Originally posted on the Faculty Blog on November 23, 2008.
While instant messaging a high school friend yesterday, she mentioned that she had just seen the final episode of The West Wing on DVD (in which outgoing president Josiah Bartlett pardons ex-Director of Communications Toby Ziegler from a conviction for leaking national security secrets to The Washington Post), and then linked me to a recent Slate article handicapping President Bush’s potential pardons, while commenting that “maybe if Bush was more like Bartlett, he wouldn’t have to pardon so many of his cronies.” I commented that President Clinton (and most other presidents) have done the same thing, which caused her to rephrase her statement by replacing “Bush” with “all the real presidents.”
I know: there are any number of things lame duck presidents can do that should probably be reviewed and reconsidered before we get to presidential pardons. I also understand that the pardon is a valuable tool that allows the executive branch to swiftly undo so-called “travesties of law,” setting free the wrongly convicted. Yet the Slate article got me thinking about whether it isn’t worth considering a check on this particular executive power sometime soon, both on a state and federal level (though the misuse tends to be more egregious on the federal level).
Is it really fair that Bush is able to pardon (for example) Scooter Libby as he’s walking out the door? What about Clinton and his brother Roger, or Marc Rich? For that matter, assuming you agree that what President Nixon did was criminal, how about Ford pardoning Nixon minutes after Ford took office? There’s a pretty obvious reason why presidents wouldn’t make these pardons until they had one foot out the door: no one would let them get anything else done for the rest of their presidency if they tried this mid-term. But what kind of message does it send to people when Patty Hearst can be pardoned because of who her family is, while a state defendant in the same position serves hard time?

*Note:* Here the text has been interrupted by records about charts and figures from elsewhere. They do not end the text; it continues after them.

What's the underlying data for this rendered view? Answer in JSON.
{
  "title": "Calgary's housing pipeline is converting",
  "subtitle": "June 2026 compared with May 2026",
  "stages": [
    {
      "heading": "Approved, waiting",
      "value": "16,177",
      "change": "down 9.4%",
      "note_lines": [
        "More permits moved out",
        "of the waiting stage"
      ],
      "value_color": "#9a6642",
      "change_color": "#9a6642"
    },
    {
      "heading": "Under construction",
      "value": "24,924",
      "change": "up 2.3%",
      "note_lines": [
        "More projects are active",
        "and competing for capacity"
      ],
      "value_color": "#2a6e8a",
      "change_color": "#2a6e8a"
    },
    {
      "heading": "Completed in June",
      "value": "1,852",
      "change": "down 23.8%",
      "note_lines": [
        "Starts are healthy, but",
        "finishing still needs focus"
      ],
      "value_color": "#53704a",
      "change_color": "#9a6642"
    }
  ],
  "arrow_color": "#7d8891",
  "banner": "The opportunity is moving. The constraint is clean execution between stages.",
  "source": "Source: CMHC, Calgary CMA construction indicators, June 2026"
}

Furthermore, what about the implications of pardoning on the sentencing guidelines and mandatory minimums? In Wisconsin, OWI charges become felonies as of the fifth offense (which is far too high, in my opinion, but that’s a story for another post). As governors have as much power to pardon state crimes as presidents do for federal crimes, what if Governor Doyle pardoned someone’s OWI-fourth conviction? If that person gets convicted again, wouldn’t it be another OWI-fourth? If so, that’s the difference between a misdemeanor and a felony conviction, the difference between a possible maximum sentence of one year versus six years. This problem is only exacerbated at the federal level, where — particularly with drug crimes under the Controlled Substances Act — prior convictions can jump the sentencing thresholds significantly. Really, what’s to stop an outgoing executive from pardoning someone’s prior convictions at the same time that the person is facing current charges? Sure, you can argue that the P.R. would be horrible, but I guarantee you most people don’t think about Clinton’s pardons in calculating his worth as a president now.
Finally (and this is a point I only realized tonight), acceptance of a pardon — at least at the federal level — carries with it an admission of guilt. Hence, in order for people to get pardoned, they have to essentially admit that they committed the crimes for which they’re being pardoned. Now, this isn’t as much of an issue when the pardon goes to someone already convicted (though I’d like to note the irony in pardoning someone for being wrongfully convicted while at the same time making the person agree that he or she did it as part of the pardon.) But what about those people pardoned while facing civil and criminal charges for the same act? If accepting a pardon means admitting guilt, than wouldn’t that work the same way that a guilty plea does (i.e., it basically makes the civil suit an open-and-shut case)? If you’re an attorney representing a client on both cases, how would you advise your client if a pardon were extended? If you do take it, your client’s dodged a criminal conviction, but basically handed a blank check to the plaintiffs in the civil suit; if you don’t take it, your client will have to roll the dice on both cases.
I’m not saying that pardons are an entirely bad thing. I think that anyone could point to completely valid pardons as evidence that the pardon power works. Still, I was raised with the moral viewpoint that if you’re unwilling to say or do something in public, you shouldn’t say or do it in private. Pardoning people as you run away from the conflict seems a bit cowardly to me, and when every president does it as he leaves office just because he can, while rarely (if ever!) doing it while in office, it may be time to review whether the power needs tweaking.